Discover What Your Audience Wants to Know
Every nonfiction book begins with one crucial question: Who am I writing for, and what do they want to learn from me?
Before you outline a single chapter, you need to listen carefully to the people you already serve. Readers are rarely blank pages; they come with very specific hopes, struggles, problems, challenges, dreams, goals, and curiosities. When you know those, your book almost writes itself.

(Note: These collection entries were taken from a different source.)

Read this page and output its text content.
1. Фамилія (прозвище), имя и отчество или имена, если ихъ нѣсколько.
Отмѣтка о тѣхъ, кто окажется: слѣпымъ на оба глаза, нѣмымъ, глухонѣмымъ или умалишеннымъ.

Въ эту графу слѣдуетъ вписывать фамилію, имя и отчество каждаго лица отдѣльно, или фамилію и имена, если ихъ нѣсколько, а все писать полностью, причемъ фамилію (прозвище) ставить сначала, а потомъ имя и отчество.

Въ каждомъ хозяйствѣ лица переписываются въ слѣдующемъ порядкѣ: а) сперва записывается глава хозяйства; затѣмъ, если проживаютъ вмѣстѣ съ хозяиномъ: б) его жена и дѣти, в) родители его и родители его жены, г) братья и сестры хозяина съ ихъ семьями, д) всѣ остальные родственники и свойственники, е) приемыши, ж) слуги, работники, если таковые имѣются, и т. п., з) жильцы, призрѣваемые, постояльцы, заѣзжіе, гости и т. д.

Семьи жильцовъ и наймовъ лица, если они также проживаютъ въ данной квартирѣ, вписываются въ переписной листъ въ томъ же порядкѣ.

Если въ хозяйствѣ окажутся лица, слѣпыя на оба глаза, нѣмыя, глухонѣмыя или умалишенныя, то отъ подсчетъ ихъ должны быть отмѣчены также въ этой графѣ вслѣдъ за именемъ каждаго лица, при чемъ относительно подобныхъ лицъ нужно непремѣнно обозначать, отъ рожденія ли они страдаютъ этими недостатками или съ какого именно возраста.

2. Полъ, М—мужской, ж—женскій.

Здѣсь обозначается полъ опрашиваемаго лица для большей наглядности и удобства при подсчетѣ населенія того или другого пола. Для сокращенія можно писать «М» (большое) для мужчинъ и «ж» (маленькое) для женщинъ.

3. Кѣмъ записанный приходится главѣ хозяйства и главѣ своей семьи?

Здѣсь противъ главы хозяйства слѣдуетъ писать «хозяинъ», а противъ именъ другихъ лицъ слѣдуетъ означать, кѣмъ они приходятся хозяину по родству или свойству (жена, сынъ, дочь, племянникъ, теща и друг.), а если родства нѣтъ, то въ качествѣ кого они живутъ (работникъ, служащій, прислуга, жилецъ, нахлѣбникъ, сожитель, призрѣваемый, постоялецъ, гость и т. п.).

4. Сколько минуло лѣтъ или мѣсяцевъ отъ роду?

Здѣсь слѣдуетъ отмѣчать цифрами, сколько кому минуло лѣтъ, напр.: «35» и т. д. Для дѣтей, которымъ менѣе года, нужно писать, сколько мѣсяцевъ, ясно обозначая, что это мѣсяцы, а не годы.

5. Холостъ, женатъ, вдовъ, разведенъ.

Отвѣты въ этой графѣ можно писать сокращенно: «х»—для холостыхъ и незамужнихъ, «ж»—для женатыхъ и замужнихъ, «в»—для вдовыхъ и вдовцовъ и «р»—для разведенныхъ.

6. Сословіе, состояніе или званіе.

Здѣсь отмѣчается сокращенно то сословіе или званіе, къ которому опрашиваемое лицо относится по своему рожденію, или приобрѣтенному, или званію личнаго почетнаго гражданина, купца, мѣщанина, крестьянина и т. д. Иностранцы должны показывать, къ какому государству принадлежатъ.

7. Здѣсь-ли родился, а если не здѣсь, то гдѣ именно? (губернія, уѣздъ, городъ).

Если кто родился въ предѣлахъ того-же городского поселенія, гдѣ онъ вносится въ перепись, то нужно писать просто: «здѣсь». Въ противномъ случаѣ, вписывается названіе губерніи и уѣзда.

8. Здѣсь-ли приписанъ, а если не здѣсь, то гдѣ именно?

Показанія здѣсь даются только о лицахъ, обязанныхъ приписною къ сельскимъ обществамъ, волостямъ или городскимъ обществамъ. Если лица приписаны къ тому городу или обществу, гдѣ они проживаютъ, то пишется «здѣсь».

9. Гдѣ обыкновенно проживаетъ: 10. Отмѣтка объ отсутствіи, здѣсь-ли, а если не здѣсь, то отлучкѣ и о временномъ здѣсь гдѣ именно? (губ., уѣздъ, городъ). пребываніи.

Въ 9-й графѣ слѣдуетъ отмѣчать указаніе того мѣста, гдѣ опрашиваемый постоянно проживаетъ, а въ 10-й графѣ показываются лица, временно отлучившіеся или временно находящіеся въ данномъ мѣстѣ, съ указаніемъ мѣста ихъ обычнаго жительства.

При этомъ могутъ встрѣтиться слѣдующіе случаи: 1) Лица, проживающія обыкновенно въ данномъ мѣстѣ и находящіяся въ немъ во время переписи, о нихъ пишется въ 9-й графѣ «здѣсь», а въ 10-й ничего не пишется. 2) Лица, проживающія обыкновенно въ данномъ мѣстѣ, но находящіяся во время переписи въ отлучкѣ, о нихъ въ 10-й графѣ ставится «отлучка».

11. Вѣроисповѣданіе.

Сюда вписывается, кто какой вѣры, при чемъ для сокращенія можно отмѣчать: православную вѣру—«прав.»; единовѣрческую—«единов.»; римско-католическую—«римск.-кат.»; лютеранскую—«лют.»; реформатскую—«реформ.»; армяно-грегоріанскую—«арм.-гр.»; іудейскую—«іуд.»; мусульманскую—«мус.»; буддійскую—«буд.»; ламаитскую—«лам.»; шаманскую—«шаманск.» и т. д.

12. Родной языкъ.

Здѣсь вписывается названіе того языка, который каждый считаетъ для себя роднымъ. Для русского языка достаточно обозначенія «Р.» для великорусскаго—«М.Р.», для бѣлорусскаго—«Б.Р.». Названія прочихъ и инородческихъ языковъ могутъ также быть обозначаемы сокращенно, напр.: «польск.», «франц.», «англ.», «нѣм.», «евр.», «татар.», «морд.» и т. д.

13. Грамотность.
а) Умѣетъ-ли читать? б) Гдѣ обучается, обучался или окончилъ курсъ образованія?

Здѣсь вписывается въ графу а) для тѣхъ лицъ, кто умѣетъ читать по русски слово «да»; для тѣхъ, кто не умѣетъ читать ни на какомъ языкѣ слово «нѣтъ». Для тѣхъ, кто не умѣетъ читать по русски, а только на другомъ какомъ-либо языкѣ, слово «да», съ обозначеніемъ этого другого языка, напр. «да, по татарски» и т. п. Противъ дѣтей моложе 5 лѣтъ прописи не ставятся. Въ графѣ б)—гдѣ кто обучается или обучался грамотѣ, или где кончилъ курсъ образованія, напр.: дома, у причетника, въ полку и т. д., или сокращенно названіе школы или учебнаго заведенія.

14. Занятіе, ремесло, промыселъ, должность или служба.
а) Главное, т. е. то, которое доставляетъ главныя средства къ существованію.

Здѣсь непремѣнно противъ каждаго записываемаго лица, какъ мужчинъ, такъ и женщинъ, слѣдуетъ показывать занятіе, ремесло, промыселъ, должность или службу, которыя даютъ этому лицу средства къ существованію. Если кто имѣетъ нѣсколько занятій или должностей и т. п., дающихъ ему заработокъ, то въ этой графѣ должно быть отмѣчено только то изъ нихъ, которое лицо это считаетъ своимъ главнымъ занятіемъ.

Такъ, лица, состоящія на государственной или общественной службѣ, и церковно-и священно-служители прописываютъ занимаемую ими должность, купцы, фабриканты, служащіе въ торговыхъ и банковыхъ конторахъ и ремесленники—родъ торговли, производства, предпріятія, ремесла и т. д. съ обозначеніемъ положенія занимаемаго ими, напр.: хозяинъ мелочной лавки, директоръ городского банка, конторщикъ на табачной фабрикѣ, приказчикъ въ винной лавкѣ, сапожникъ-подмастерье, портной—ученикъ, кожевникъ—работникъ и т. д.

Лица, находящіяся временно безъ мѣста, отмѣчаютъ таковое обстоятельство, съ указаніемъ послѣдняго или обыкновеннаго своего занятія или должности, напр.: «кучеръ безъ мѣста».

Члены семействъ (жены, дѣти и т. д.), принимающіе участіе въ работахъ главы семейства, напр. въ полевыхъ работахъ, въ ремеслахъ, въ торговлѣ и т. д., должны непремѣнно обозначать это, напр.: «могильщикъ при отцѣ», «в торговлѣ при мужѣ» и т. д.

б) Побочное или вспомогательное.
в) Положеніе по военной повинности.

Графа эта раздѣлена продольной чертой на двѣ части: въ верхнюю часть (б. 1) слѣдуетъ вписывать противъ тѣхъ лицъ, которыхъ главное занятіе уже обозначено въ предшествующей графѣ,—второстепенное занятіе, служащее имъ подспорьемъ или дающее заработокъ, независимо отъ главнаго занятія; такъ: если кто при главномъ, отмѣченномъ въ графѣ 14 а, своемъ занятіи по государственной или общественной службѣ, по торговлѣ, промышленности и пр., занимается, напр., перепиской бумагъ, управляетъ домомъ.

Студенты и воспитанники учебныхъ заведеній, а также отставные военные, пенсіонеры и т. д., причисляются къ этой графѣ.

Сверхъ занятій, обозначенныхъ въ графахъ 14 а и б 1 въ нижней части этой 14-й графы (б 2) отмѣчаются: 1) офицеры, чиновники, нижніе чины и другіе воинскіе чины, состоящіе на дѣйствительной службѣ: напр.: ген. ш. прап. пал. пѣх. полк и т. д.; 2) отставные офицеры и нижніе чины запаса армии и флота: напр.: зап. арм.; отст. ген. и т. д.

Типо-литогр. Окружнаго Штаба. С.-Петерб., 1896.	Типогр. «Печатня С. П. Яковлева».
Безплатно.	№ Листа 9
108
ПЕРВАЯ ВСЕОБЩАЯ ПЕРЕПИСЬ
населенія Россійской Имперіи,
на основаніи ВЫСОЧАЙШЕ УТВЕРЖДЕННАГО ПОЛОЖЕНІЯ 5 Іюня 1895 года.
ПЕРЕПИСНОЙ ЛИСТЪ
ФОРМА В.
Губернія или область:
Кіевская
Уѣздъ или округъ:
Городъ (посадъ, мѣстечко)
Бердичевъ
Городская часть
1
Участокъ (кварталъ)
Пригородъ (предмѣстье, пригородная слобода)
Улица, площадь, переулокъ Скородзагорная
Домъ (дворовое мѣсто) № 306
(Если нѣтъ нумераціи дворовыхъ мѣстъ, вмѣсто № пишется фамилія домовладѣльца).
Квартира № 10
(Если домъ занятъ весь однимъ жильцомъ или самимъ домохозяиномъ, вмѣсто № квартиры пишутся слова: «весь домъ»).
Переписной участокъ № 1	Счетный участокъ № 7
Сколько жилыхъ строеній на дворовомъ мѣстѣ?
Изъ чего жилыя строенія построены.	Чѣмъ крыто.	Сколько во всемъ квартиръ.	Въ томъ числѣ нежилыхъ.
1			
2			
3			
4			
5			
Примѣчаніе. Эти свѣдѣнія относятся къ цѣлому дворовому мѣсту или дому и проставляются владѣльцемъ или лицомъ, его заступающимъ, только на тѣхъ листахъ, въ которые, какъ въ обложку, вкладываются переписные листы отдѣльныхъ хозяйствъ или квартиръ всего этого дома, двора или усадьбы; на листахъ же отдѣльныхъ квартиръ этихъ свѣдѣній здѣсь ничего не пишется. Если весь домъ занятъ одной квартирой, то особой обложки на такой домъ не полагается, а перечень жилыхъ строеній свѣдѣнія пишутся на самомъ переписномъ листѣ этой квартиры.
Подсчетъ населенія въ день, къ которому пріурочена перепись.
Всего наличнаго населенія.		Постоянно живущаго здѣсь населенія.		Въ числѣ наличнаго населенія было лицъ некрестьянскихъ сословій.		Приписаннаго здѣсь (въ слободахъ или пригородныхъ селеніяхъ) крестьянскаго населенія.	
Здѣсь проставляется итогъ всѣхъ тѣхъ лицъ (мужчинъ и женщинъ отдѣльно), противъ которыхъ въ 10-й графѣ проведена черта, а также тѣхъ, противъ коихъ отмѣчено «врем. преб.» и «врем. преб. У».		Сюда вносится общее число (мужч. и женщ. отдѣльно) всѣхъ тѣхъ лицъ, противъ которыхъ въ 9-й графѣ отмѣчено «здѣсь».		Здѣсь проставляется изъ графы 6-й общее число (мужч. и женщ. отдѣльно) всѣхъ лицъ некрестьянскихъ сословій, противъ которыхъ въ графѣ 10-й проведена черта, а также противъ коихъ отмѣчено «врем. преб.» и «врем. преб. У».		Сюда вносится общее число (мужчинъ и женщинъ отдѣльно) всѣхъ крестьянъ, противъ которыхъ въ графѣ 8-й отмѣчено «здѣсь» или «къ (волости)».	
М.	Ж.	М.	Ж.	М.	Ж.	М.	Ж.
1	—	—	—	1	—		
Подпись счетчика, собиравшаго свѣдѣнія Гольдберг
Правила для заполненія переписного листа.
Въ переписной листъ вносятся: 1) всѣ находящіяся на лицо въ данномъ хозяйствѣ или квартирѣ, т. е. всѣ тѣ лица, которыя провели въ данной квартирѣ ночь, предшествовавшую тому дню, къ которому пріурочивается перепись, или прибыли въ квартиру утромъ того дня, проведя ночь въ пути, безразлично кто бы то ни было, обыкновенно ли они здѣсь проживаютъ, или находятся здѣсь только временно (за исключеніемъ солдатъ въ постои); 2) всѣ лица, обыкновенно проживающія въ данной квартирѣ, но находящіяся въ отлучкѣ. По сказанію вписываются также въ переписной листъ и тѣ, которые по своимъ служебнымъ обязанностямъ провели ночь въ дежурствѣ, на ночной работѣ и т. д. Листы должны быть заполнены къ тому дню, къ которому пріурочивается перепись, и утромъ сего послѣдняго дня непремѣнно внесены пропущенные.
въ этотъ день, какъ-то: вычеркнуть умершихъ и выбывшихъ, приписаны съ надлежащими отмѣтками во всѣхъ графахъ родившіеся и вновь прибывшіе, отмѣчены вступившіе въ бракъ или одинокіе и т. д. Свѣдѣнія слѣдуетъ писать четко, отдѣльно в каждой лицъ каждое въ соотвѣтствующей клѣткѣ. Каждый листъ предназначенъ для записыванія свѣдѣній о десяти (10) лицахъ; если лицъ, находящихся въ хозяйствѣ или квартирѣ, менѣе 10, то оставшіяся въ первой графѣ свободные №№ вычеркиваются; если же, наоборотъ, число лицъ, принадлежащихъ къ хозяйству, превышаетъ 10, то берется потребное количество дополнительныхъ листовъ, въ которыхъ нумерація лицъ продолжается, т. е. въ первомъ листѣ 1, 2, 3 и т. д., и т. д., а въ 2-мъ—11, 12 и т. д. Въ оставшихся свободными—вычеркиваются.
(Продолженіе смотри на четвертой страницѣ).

Think about your everyday interactions. What questions do clients, patients, or students ask again and again? Maybe you hear the same ones so often that you could answer them in your sleep. That’s not something to overlook, it’s gold. Those questions reveal where people feel uncertain, lost, or overwhelmed, and your job as an author is to bring them clarity.
Start by collecting these questions. Flip through your old emails, text messages, DMs, or notes from consultations. Notice the patterns.
If you work in a field where people share their stories publicly on forums, Facebook groups, Quora, Reddit, or professional communities, spend a few hours reading discussions there. What issues keep resurfacing? What myths or misconceptions frustrate you because you know the truth?
Create a list of at least ten recurring questions or problems. Don’t judge or organize them yet, just write.
Later, you can group them by theme. You might discover that several questions all point to one bigger issue.
For example, if you’re a relationship coach and your clients often ask “How do I stop fighting with my spouse?” or “How can I get my partner to listen?”, those may fall under a larger theme like communication breakdown in marriage. That’s the seed of a chapter, or even an entire book.
Next, study how people talk about their problems. Notice the exact words they use. Do they say “anxious,” “stressed,” or “burnt out”? Each term paints a slightly different emotional picture. Using their language in your book description and chapter titles helps readers feel instantly understood.
If you’re just starting out and don’t yet have clients, don’t worry. You can still research what your target audience wants by reading Amazon reviews of popular books in your niche. Pay attention to both five-star and one-star reviews. Readers will tell you exactly what they loved and what disappointed them. The complaints often reveal gaps in the market that your book could fill.
By the end of this research, you should have a document filled with raw material: questions, frustrations, and goals. These are opportunities to connect. Each one is a promise to your future reader: “I see your struggle, and I can help.”
Your assignment:
- Write down ten questions your audience keeps asking.
- Underline the three that appear most often or feel most urgent.
- Ask yourself, “If I could only answer one of these questions in depth, which would make the biggest difference for my readers?”
That question might just be the foundation of your book.